Partout dans le monde, des peuples se lèvent, sur presque tous les continents et dans plus d’une douzaine de pays. Au cours des six derniers mois, des rébellions ont eu lieu en France, en Catalogne, à Porto Rico, à Hong Kong, au Liban, au Chili, en Équateur, au Honduras, en Haïti, en Irak, au Soudan et en Algérie. Ces rébellions ont généralement eu un caractère populaire et marqué à gauche et elles sont en colère, militantes et provocantes. Leurs caractéristiques communes sont qu’il s’agit de rébellions de la classe moyenne inférieure, de la classe ouvrière et des pauvres. Ces différents mouvements ont partout envahi les berges du système politique. Les vagues de protestation se heurtent aux fondements de l’État. Les militant-e-s dans la rue remettent partout en question le système, quel que soit le nom du système dans lequel ils vivent. Lorsque les gouvernements ont tenté d’écraser ces mouvements, les populations ont riposté, refusant d’abandonner la rue. Qu’est-ce qui se cache derrière ces rébellions ? Qu’est-ce qui les a causées et où vont-elles ?
La situation politique dans chacun de ces pays varie énormément et les éléments déclencheurs ont été très différents : d’une nouvelle loi contestable à une élection volée, d’une dictature vieille de plusieurs décennies devenue insupportable à une augmentation des tarifs de transport en commun. Au Liban, ce fut l’imposition d’une taxe sur les appels téléphoniques de Whatsapp ; en Équateur, la décision du gouvernement permettant une augmentation du prix de l’essence ; au Chili, l’augmentation du prix du métro au Honduras, la découverte que le président aidait son frère, qui dirigeait un cartel de la drogue ; à Porto Rico, c’était un président corrompu et misogyne ; à Hong Kong, la promulgation d’une loi portant atteinte à l’autonomie locale ; en Catalogne, dans l’État espagnol, la condamnation à de longues peines de prison prononcées contre des dirigeants nationalistes catalans ; en Irak, le peuple s’est levé contre le chômage, la corruption et un gouvernement qui ne réagit pas ; en Algérie et au Soudan, des populations lasses font face à des gouvernements autoritaires, et ce depuis longtemps ; au Nicaragua, une réforme des retraites de la sécurité sociale ; en Haïti aussi, la protestation contre un président corrompu et autoritaire.
Partout, il y a eu un déclencheur différent. Cependant, le problème central est partout le désir d’être traité avec dignité et respect.

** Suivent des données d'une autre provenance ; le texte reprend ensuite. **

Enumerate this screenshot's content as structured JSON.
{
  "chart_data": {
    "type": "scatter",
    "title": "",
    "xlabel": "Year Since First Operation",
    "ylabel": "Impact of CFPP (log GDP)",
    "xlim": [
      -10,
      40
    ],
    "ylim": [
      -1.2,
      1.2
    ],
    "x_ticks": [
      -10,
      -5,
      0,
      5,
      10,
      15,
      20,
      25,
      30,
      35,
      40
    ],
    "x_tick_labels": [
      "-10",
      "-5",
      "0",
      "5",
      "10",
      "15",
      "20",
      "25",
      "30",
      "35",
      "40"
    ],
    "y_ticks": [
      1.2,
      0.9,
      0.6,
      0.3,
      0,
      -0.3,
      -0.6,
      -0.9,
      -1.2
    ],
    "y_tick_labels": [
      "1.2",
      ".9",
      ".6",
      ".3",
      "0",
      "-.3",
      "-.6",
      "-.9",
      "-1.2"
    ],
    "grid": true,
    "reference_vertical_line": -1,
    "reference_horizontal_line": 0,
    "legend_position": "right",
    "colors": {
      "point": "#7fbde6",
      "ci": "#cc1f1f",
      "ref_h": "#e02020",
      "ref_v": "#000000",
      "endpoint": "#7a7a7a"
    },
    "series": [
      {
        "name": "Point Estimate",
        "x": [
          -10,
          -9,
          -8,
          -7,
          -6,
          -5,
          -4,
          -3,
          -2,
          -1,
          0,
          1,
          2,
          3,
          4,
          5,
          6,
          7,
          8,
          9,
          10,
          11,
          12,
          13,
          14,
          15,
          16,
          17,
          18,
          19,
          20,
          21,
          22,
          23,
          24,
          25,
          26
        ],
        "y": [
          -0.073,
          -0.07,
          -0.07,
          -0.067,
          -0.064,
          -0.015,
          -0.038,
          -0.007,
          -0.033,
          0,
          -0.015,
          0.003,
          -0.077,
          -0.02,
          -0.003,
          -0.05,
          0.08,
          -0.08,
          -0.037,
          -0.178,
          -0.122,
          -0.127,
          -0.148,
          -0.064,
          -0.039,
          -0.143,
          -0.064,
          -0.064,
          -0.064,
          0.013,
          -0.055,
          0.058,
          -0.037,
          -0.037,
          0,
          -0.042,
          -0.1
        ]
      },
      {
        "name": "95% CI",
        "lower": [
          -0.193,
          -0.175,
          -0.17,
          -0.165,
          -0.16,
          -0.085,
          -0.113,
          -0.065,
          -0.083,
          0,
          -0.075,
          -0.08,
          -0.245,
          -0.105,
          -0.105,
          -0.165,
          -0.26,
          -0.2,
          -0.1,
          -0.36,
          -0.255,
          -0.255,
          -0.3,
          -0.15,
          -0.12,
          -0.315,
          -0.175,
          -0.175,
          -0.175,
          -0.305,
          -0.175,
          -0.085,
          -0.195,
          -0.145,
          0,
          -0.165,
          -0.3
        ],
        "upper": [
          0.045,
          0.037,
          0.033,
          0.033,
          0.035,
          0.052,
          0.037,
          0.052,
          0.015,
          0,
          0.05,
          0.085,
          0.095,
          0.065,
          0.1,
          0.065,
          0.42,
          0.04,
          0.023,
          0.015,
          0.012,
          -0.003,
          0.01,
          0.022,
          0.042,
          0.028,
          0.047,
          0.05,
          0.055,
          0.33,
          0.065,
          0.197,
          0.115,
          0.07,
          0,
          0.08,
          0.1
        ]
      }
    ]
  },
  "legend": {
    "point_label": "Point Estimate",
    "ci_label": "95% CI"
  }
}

Parmi ces rébellions, il y a des éléments communs : l’inégalité économique, l’imposition de l’austérité et l’abus de pouvoir de la part des gouvernements. Le sentiment est qu’ils ne se soucient pas de nous. Dans bon nombre de ces pays, l’État a perdu sa légitimité et les citoyen-ne-s n’ont plus confiance dans les partis politiques historiques, mais de manière générale, aucun parti politique n’est en mesure de proposer un programme politique alternatif ou une nouvelle direction. Pourtant, les révoltes ont ébranlé les pouvoirs en place dans chaque pays et ont envoyé de puissantes ondes de choc contre l’ordre politique international. Nous semblons être dans une période de révoltes politiques synchronisées, mais non coordonnées, exigeant la démocratie et une vie meilleure. Une situation que nous avons déjà connue.
Ce n’est pas la première fois qu’il y a une apparente simultanéité internationale de révolte et même de révolutions. La première de ces vagues – presque toute une époque – a eu lieu au cours du dernier quart du XVIIIe siècle, avec le déclenchement de la révolution américaine en 1776, puis de la Révolution française de 1789, suivie de la révolution haïtienne de 1804, puis des révolutions latino-américaines. de 1810 à 1821. Une autre vague de ce type a eu lieu avec la révolution européenne de 1848 qui a balayé la France, l’Allemagne et l’empire austro-hongrois, et nous pourrions inclure dans cette vague le mouvement chartiste en Angleterre. La période de 1917 à 1919 a entraîné des révolutions en Russie, en Allemagne, en Autriche et en Hongrie, ainsi que dans l’Empire ottoman. Et bien que 1968 n’apporte aucune révolution, ce fut une année de bouleversements radicaux de la France à la Tchécoslovaquie, jusqu’au Mexique. Tout comme aujourd’hui, pendant chacune de ces périodes de bouleversements radicaux, les événements déclencheurs dans chaque pays ont été uniques, mais en même temps, on pouvait voir des éléments communs et souvent aussi des dynamiques similaires. Tandis que dans la plupart des cas la bourgeoisie se mettait tôt ou tard à la tête des mouvements révolutionnaires, ce sont toujours les travailleurs et les pauvres qui donnaient généralement à ces rébellions leur poussée radicale et leur donnaient leur ligne de crête.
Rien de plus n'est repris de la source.